Ehrlichiosis and Anaplasmosis Infections in Solid Organ Transplant Recipients: A Single-Center Series

Authors:
Benjamin Fisher, Pravin Meshram, Michael Megaly, Rubeena Naaz, Anmol Nigam, Anna Sachdeva, Jo-Anne Young, Michael Park, Raja Kandaswamy, James Harmon

Body of Abstract:
Introduction

Ehrlichiosis and anaplasmosis are emerging tick-borne rickettsial infections in the bacterial family of Anaplasmataceae. This series describes three cases of ehrlichiosis and four cases of anaplasmosis after organ transplantation at a single center.
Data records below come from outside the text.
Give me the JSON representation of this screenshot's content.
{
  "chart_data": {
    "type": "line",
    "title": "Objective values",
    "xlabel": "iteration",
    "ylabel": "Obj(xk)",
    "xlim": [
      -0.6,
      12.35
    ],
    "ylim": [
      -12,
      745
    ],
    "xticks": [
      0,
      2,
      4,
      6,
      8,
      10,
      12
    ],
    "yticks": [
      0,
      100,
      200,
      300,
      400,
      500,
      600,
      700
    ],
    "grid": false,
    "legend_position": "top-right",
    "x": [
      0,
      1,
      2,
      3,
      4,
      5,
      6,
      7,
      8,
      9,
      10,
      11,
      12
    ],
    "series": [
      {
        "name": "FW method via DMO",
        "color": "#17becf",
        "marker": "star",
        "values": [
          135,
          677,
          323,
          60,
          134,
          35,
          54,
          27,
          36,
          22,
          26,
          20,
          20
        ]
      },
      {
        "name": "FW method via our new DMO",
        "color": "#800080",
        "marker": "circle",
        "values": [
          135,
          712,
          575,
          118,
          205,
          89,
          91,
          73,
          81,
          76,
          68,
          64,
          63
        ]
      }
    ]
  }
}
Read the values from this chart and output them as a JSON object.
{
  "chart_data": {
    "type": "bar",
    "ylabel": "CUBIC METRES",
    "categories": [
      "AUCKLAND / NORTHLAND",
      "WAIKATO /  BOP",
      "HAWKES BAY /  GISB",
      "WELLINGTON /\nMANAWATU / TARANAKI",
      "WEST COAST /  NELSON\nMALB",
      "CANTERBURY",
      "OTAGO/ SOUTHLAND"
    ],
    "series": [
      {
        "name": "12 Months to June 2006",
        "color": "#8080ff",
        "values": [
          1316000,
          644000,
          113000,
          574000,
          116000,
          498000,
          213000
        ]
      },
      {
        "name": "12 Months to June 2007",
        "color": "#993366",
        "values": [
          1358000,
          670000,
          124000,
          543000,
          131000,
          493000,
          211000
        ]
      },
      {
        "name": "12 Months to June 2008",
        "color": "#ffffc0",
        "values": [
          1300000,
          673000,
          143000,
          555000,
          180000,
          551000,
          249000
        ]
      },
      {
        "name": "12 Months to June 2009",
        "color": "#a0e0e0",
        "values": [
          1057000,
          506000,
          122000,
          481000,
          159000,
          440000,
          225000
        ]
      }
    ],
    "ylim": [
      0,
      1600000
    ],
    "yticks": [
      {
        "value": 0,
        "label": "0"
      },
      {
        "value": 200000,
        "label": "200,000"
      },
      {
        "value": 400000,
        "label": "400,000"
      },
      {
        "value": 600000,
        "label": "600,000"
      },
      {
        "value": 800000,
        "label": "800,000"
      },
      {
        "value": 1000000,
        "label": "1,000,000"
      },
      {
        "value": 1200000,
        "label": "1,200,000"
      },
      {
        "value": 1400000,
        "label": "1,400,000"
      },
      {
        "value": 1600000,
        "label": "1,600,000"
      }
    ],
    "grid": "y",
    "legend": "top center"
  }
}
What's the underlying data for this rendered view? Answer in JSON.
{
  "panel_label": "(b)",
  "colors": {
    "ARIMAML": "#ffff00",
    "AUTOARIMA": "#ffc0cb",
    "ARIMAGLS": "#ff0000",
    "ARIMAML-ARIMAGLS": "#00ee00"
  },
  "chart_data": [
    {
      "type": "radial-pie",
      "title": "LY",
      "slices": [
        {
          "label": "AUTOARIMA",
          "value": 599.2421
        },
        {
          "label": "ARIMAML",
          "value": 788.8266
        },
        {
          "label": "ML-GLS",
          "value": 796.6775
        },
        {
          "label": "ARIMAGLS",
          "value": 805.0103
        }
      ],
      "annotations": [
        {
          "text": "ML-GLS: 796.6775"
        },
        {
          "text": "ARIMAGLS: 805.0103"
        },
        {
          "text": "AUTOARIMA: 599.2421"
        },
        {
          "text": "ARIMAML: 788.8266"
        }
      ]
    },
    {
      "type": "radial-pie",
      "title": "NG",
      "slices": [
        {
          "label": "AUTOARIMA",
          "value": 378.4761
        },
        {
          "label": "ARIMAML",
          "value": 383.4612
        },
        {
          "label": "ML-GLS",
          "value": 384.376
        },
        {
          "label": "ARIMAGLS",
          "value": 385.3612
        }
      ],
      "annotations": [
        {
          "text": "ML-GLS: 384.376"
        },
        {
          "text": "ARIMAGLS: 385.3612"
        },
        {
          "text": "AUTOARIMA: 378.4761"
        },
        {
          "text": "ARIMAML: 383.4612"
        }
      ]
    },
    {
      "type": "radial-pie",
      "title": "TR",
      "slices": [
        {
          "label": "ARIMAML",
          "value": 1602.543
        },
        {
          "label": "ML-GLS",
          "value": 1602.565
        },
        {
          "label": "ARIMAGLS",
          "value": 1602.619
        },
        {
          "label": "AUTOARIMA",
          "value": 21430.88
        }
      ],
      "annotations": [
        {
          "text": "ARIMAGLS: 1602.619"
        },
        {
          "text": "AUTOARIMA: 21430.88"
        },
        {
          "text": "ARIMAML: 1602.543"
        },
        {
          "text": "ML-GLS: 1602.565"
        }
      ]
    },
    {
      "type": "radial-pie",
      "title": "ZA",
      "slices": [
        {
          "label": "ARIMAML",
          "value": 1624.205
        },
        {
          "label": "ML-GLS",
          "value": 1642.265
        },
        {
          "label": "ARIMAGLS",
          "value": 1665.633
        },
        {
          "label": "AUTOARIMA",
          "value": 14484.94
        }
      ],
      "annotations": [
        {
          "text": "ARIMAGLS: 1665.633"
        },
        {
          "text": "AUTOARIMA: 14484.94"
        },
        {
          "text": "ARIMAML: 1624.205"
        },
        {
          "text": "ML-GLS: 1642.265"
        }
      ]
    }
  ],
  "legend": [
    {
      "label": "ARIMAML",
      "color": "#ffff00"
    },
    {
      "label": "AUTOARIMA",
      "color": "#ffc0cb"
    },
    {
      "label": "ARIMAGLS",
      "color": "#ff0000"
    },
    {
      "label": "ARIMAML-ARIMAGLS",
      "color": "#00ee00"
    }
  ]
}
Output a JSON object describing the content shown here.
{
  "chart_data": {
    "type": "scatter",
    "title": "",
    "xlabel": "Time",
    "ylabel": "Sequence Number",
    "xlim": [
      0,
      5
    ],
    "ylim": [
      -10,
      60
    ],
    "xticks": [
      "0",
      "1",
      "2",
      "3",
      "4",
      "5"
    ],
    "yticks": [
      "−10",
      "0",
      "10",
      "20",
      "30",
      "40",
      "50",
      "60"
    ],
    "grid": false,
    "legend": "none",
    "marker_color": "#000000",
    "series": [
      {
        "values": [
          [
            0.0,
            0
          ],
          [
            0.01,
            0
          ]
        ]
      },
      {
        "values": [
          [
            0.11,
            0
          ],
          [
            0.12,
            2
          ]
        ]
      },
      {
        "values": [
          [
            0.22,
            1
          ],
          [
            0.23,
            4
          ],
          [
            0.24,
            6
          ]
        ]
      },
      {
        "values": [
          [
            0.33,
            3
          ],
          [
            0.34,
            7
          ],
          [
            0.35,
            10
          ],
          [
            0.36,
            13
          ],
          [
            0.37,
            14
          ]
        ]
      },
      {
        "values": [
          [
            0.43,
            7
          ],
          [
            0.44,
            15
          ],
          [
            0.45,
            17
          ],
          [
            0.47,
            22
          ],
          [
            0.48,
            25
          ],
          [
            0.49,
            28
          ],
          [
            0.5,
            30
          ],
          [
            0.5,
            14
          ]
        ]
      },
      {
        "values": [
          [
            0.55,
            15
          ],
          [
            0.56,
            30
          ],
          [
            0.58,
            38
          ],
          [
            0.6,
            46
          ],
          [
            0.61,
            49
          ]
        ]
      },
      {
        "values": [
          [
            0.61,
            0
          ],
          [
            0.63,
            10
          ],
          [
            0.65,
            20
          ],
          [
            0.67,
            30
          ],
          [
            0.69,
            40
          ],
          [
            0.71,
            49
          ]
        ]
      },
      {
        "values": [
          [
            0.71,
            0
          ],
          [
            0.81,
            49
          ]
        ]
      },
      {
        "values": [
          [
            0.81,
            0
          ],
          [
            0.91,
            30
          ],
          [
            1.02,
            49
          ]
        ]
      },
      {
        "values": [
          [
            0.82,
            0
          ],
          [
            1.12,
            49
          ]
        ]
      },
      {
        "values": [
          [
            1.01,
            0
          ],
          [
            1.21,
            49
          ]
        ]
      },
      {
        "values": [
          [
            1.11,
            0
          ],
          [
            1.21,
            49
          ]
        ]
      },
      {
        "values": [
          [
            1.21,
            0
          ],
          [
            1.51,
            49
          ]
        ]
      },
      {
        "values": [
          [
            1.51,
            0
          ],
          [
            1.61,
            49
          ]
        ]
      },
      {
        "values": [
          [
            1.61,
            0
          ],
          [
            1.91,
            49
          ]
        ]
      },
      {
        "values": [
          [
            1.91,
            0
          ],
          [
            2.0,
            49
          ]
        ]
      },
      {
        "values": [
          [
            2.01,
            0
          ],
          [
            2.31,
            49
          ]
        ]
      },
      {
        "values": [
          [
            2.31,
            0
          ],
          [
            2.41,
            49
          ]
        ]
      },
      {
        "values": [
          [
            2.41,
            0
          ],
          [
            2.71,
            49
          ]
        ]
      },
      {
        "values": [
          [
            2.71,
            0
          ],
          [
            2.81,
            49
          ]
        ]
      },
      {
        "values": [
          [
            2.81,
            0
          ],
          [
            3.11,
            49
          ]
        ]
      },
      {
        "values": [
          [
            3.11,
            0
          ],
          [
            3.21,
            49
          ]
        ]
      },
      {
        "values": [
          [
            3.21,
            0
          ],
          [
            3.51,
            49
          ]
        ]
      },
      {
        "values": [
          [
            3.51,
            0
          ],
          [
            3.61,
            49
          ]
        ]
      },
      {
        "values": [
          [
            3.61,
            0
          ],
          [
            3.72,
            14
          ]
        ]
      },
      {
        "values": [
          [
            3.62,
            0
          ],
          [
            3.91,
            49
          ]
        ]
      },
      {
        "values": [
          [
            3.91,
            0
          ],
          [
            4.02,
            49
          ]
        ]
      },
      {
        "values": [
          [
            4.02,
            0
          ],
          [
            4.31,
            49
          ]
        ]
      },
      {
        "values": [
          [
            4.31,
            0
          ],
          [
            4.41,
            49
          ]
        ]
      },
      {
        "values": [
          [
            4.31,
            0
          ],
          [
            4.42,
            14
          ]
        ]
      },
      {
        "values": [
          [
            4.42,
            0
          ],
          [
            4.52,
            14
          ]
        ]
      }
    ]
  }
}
We report the time between transplant and infection diagnosis, laboratory values, and comorbidities.

Methods

We conducted a 13-year (2011-2024) retrospective cohort study using data from our institutional database. Demographic characteristics, transplant history, comorbidities, medications, and laboratory data were analyzed using R. Relevant laboratory measures and antibiotic usage were identified using pattern-based searches chronologically to characterize trends for each recipient. 

Results

We identified a total of 727 patients who were diagnosed with ehrlichiosis or anaplasmosis at our center. The median age was 66 years and 65% of these patients were male. Seven infections occurred in solid organ transplant (SOT) recipients. The median age of the 7 recipients was 65 years, and all were white. Six of 7 were male, and outdoor hobbies and occupations will be assessed with a later chart review. The dates of organ transplantation ranged from 1982 to 2022. Ehrlichiosis was diagnosed in 3 patients following kidney transplantation. Anaplasmosis was diagnosed in 4 recipients, 3 of whom were heart transplant recipients, and 1 of whom was a liver transplant recipient. One patient was diagnosed using cell-free DNA testing. Three of 7 were diagnosed during a hospital stay. Infections were diagnosed between June and November, consistent with the typical exposure season. The median time between transplant and diagnosis of ehrlichiosis was 4 years (range, 2-5), and anaplasmosis was 8 years (range, 2-31). The liver transplant recipient died 5 months after anaplasmosis infection. All recipients were chronically immunosuppressed with agents including tacrolimus, mycophenolate mofetil, everolimus, cyclosporine, and/or azathioprine. Recipient comorbidities included systemic hypertension in 7, chronic kidney disease in 6, coronary artery disease in 5, heart failure in 2, and diabetes in 1. CRP was elevated in all recipients in whom it was measured (4 out of 7, ehrlichiosis 3, anaplasmosis 1). Leukopenia, anemia, thrombocytopenia (5 out of 7, all less than 100,000), hyponatremia, and elevated creatinine were noted in 5 out of 7 transplant recipients. Aspartate aminotransferase was elevated in 5 of 7 recipients (range, 46-920; upper limit normal 33 U/L), and total bilirubin was elevated in 1 recipient. All recipients were treated with 100mg Doxycycline BID for 9-15 days.

Conclusion

We report 7 transplant recipients who were diagnosed with ehrlichiosis or anaplasmosis at a single center. Immune-suppressed transplant recipients are typically at increased risk of poor outcomes following infection. Our report highlights the features of ehrlichiosis and anaplasmosis infection in SOT recipients.